La feria de Trípoli forma, de hecho, una especie de dúo con la universidad de Constantine, en el noreste de Argelia, que Niemeyer diseñó entre 1969 y 1972, explica Rodrigo Queiroz, que ha estudiado la obra del artista y es profesor de Arquitectura de la Universidad de São Paulo (USP). “Se caracteriza por los grandes espacios abiertos. Es una arquitectura muy elemental. Una gran plaza pública, siguiendo su visión de arquitecto comunista de que había que liberar espacio para el pueblo, y un pabellón con una estructura leve, esbelta”, detalla Queiroz, que ha seguido de cerca los esfuerzos para restaurar el Rachid Karami.
Los años más activos de Niemeyer en el extranjero coinciden en buena medida con una de las etapas más oscuras de Brasil, la dictadura militar (1964-1985). Queiroz explica que el arquitecto —militante comunista— era para entonces un profesional reconocido fuera que había participado en el equipo internacional que diseñó la sede de Naciones Unidas en Nueva York. Atesoraba vasta experiencia y se había consagrado en su patria con Brasilia.

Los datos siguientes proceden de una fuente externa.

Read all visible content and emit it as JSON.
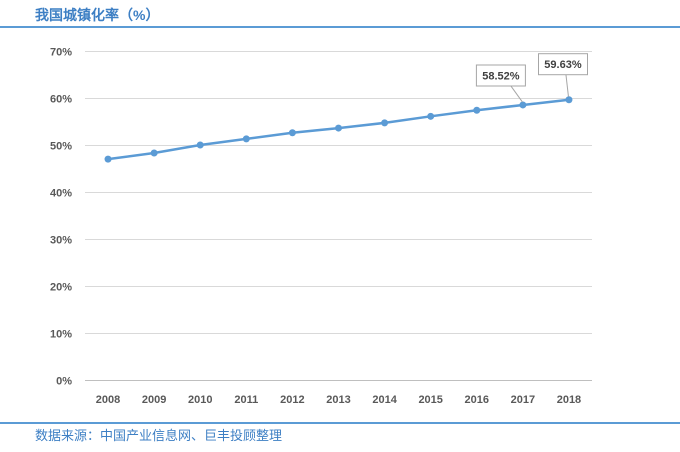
{
  "colors": {
    "accent": "#5b9bd5",
    "title": "#3d7fc4",
    "grid": "#d9d9d9"
  },
  "chart_data": {
    "type": "line",
    "title": "我国城镇化率（%）",
    "categories": [
      "2008",
      "2009",
      "2010",
      "2011",
      "2012",
      "2013",
      "2014",
      "2015",
      "2016",
      "2017",
      "2018"
    ],
    "series": [
      {
        "values": [
          47.0,
          48.3,
          50.0,
          51.3,
          52.6,
          53.6,
          54.7,
          56.1,
          57.4,
          58.52,
          59.63
        ],
        "color": "#5b9bd5"
      }
    ],
    "ylim": [
      0,
      70
    ],
    "yticks": [
      "0%",
      "10%",
      "20%",
      "30%",
      "40%",
      "50%",
      "60%",
      "70%"
    ],
    "data_labels": [
      null,
      null,
      null,
      null,
      null,
      null,
      null,
      null,
      null,
      "58.52%",
      "59.63%"
    ],
    "grid": true,
    "legend": "none"
  },
  "footer": {
    "source": "数据来源：中国产业信息网、巨丰投顾整理"
  }
}
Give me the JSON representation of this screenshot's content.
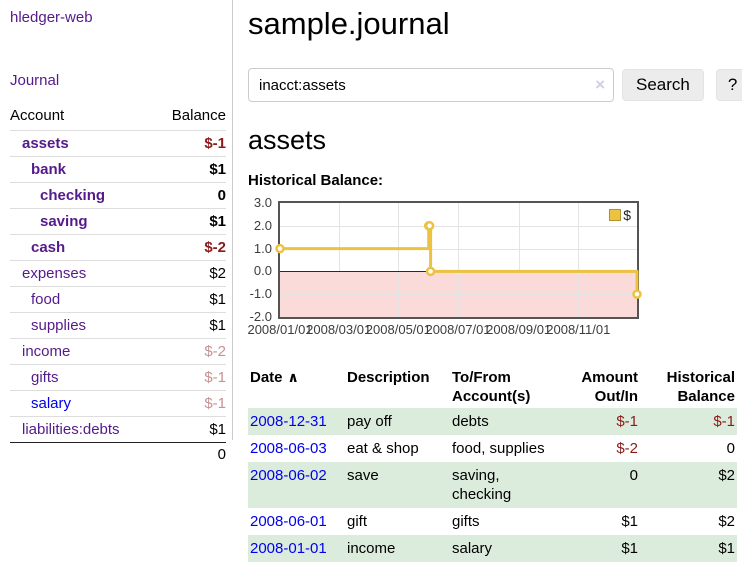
{
  "brand": {
    "label": "hledger-web"
  },
  "nav": {
    "journal": "Journal"
  },
  "sidebar": {
    "header": {
      "account": "Account",
      "balance": "Balance"
    },
    "accounts": [
      {
        "name": "assets",
        "balance": "$-1"
      },
      {
        "name": "bank",
        "balance": "$1"
      },
      {
        "name": "checking",
        "balance": "0"
      },
      {
        "name": "saving",
        "balance": "$1"
      },
      {
        "name": "cash",
        "balance": "$-2"
      },
      {
        "name": "expenses",
        "balance": "$2"
      },
      {
        "name": "food",
        "balance": "$1"
      },
      {
        "name": "supplies",
        "balance": "$1"
      },
      {
        "name": "income",
        "balance": "$-2"
      },
      {
        "name": "gifts",
        "balance": "$-1"
      },
      {
        "name": "salary",
        "balance": "$-1"
      },
      {
        "name": "liabilities:debts",
        "balance": "$1"
      }
    ],
    "total": "0"
  },
  "main": {
    "title": "sample.journal",
    "search": {
      "value": "inacct:assets",
      "clear_icon": "×",
      "search_button": "Search",
      "help_button": "?"
    },
    "account_heading": "assets",
    "chart_title": "Historical Balance:"
  },
  "chart_data": {
    "type": "line",
    "step": true,
    "title": "Historical Balance",
    "series": [
      {
        "name": "$",
        "color": "#EDC240",
        "points": [
          [
            "2008-01-01",
            1
          ],
          [
            "2008-06-01",
            2
          ],
          [
            "2008-06-02",
            2
          ],
          [
            "2008-06-03",
            0
          ],
          [
            "2008-12-31",
            -1
          ]
        ]
      }
    ],
    "x_range": [
      "2008-01-01",
      "2008-12-31"
    ],
    "ylim": [
      -2,
      3
    ],
    "yticks": [
      {
        "label": "3.0",
        "value": 3
      },
      {
        "label": "2.0",
        "value": 2
      },
      {
        "label": "1.0",
        "value": 1
      },
      {
        "label": "0.0",
        "value": 0
      },
      {
        "label": "-1.0",
        "value": -1
      },
      {
        "label": "-2.0",
        "value": -2
      }
    ],
    "xticks": [
      {
        "label": "2008/01/01",
        "date": "2008-01-01"
      },
      {
        "label": "2008/03/01",
        "date": "2008-03-01"
      },
      {
        "label": "2008/05/01",
        "date": "2008-05-01"
      },
      {
        "label": "2008/07/01",
        "date": "2008-07-01"
      },
      {
        "label": "2008/09/01",
        "date": "2008-09-01"
      },
      {
        "label": "2008/11/01",
        "date": "2008-11-01"
      }
    ],
    "legend": {
      "label": "$",
      "swatch_color": "#EDC240",
      "position": "top-right"
    },
    "zero_line_color": "#8b0000",
    "negative_region_color": "#fbdada",
    "grid": true
  },
  "register": {
    "headers": {
      "date": "Date",
      "sort_indicator": "∧",
      "description": "Description",
      "tofrom_line1": "To/From",
      "tofrom_line2": "Account(s)",
      "amount_line1": "Amount",
      "amount_line2": "Out/In",
      "balance_line1": "Historical",
      "balance_line2": "Balance"
    },
    "rows": [
      {
        "date": "2008-12-31",
        "description": "pay off",
        "accounts": "debts",
        "amount": "$-1",
        "balance": "$-1"
      },
      {
        "date": "2008-06-03",
        "description": "eat & shop",
        "accounts": "food, supplies",
        "amount": "$-2",
        "balance": "0"
      },
      {
        "date": "2008-06-02",
        "description": "save",
        "accounts": "saving, checking",
        "amount": "0",
        "balance": "$2"
      },
      {
        "date": "2008-06-01",
        "description": "gift",
        "accounts": "gifts",
        "amount": "$1",
        "balance": "$2"
      },
      {
        "date": "2008-01-01",
        "description": "income",
        "accounts": "salary",
        "amount": "$1",
        "balance": "$1"
      }
    ]
  },
  "colors": {
    "link_purple": "#551A8B",
    "link_blue": "#0000EE",
    "negative": "#8b1a1a",
    "negative_muted": "#c79292",
    "row_stripe_green": "#dcecdc",
    "series_gold": "#EDC240",
    "chart_negative_region": "#fbdada",
    "chart_zero_line": "#8b0000"
  }
}
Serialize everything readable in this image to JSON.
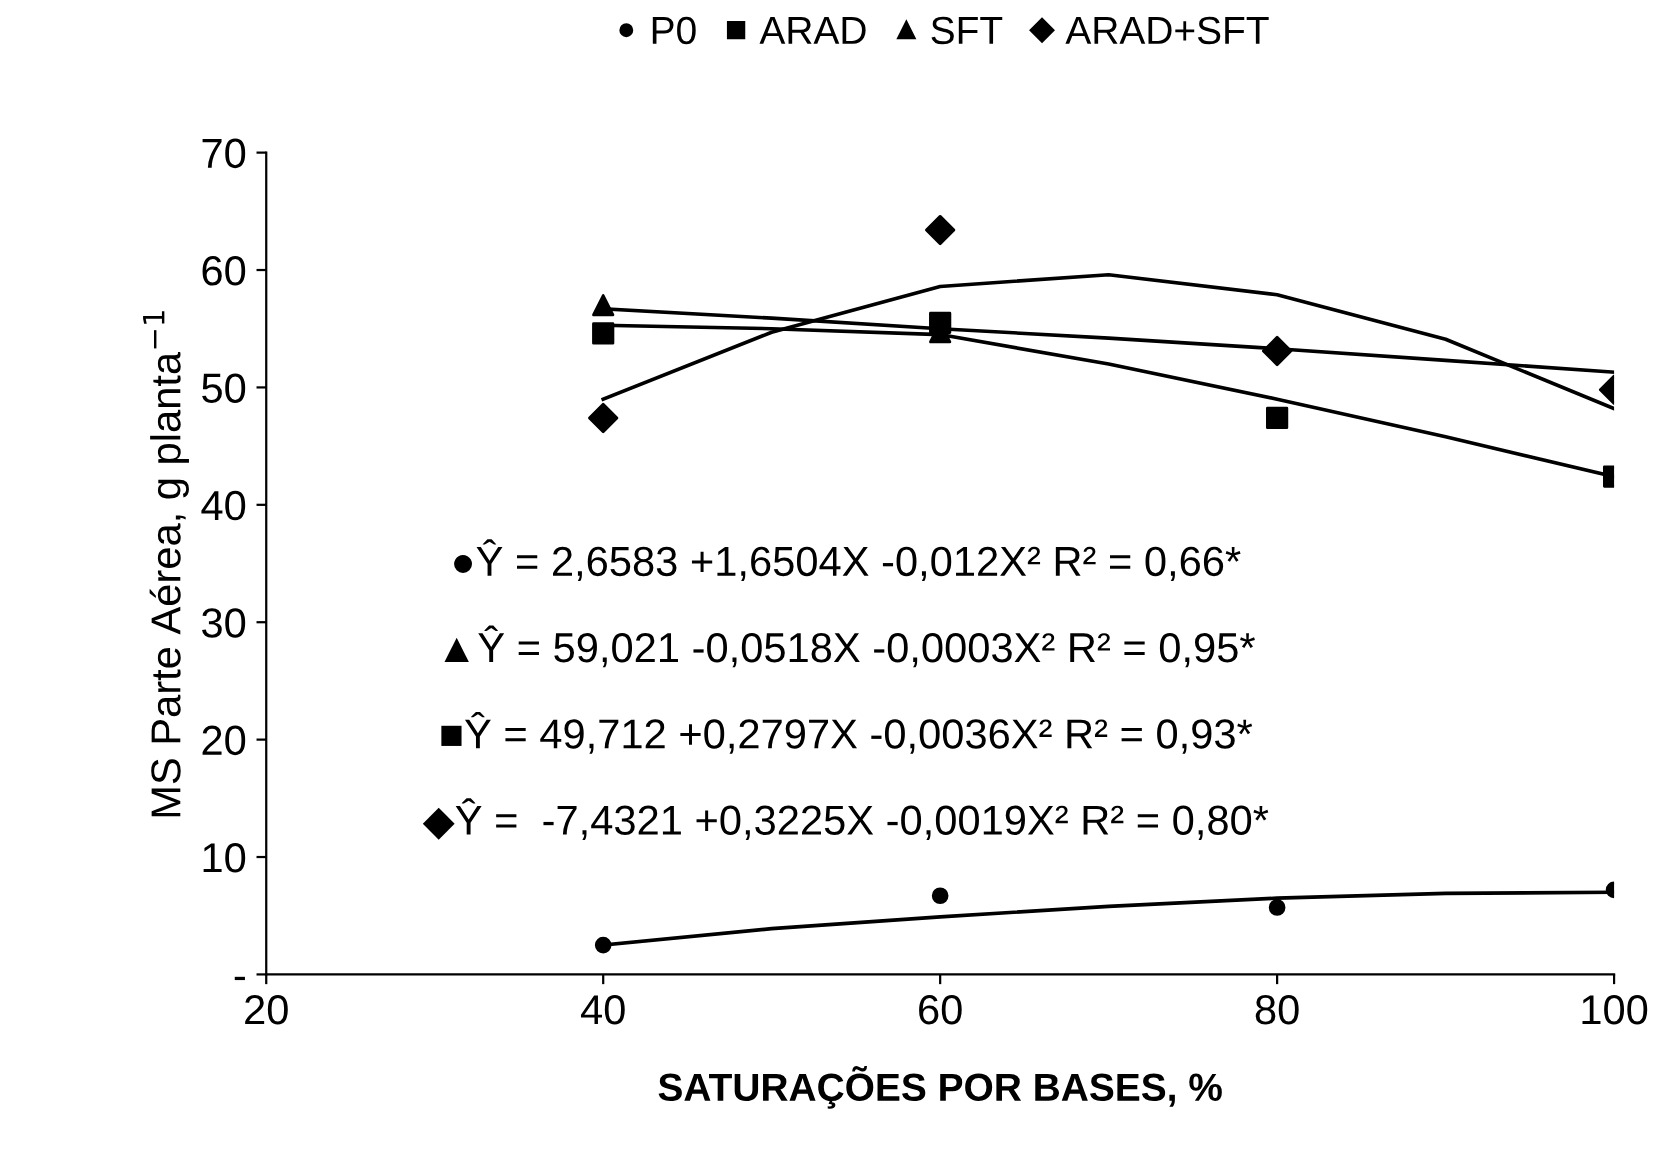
{
  "chart_data": {
    "type": "scatter",
    "xlabel": "SATURAÇÕES POR BASES, %",
    "ylabel": "MS Parte Aérea, g planta$^{−1}$",
    "xlim": [
      20,
      100
    ],
    "xticks": [
      20,
      40,
      60,
      80,
      100
    ],
    "ylim": [
      0,
      70
    ],
    "yticks": [
      {
        "value": 0,
        "label": "-"
      },
      10,
      20,
      30,
      40,
      50,
      60,
      70
    ],
    "grid": false,
    "legend": "top",
    "series": [
      {
        "name": "P0",
        "color": "#000000",
        "marker": "circle",
        "x": [
          40,
          60,
          80,
          100
        ],
        "values": [
          2.5,
          6.7,
          5.7,
          7.2
        ]
      },
      {
        "name": "ARAD",
        "color": "#000000",
        "marker": "square",
        "x": [
          40,
          60,
          80,
          100
        ],
        "values": [
          54.6,
          55.5,
          47.4,
          42.4
        ]
      },
      {
        "name": "SFT",
        "color": "#000000",
        "marker": "triangle",
        "x": [
          40,
          60
        ],
        "values": [
          57.0,
          54.7
        ]
      },
      {
        "name": "ARAD+SFT",
        "color": "#000000",
        "marker": "diamond",
        "x": [
          40,
          60,
          80,
          100
        ],
        "values": [
          47.4,
          63.4,
          53.1,
          49.8
        ]
      },
      {
        "type": "line",
        "color": "#000000",
        "marker": "none",
        "x": [
          40,
          50,
          60,
          70,
          80,
          90,
          100
        ],
        "values": [
          2.5,
          3.9,
          4.9,
          5.8,
          6.5,
          6.9,
          7.0
        ]
      },
      {
        "type": "line",
        "color": "#000000",
        "marker": "none",
        "x": [
          40,
          50,
          60,
          70,
          80,
          90,
          100
        ],
        "values": [
          55.3,
          55.0,
          54.5,
          52.0,
          49.0,
          45.8,
          42.4
        ]
      },
      {
        "type": "line",
        "color": "#000000",
        "marker": "none",
        "x": [
          40,
          50,
          60,
          70,
          80,
          90,
          100
        ],
        "values": [
          56.7,
          55.9,
          55.0,
          54.2,
          53.3,
          52.3,
          51.3
        ]
      },
      {
        "type": "line",
        "color": "#000000",
        "marker": "none",
        "x": [
          40,
          50,
          60,
          70,
          80,
          90,
          100
        ],
        "values": [
          49.0,
          54.7,
          58.6,
          59.6,
          57.9,
          54.1,
          48.2
        ]
      }
    ],
    "annotations": [
      "●Ŷ = 2,6583 +1,6504X -0,012X² R² = 0,66*",
      "▲Ŷ = 59,021 -0,0518X -0,0003X² R² = 0,95*",
      "■Ŷ = 49,712 +0,2797X -0,0036X² R² = 0,93*",
      "◆Ŷ =  -7,4321 +0,3225X -0,0019X² R² = 0,80*"
    ]
  }
}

París fue su base durante aquella quincena de años. En Europa encontró calidad en la construcción y el diseño, la oportunidad de hacer obras con buena manufactura y presupuestos generosos, sostiene el profesor de la Universidad de São Paulo. Y lo que él aportó a sus colegas europeos fue la experiencia de cálculo de los ingenieros brasileños. Sus obras más conocidas de esta etapa son la sede del Partido Comunista Francés, en París, y la de la editorial italiana Mondadori, en Milán.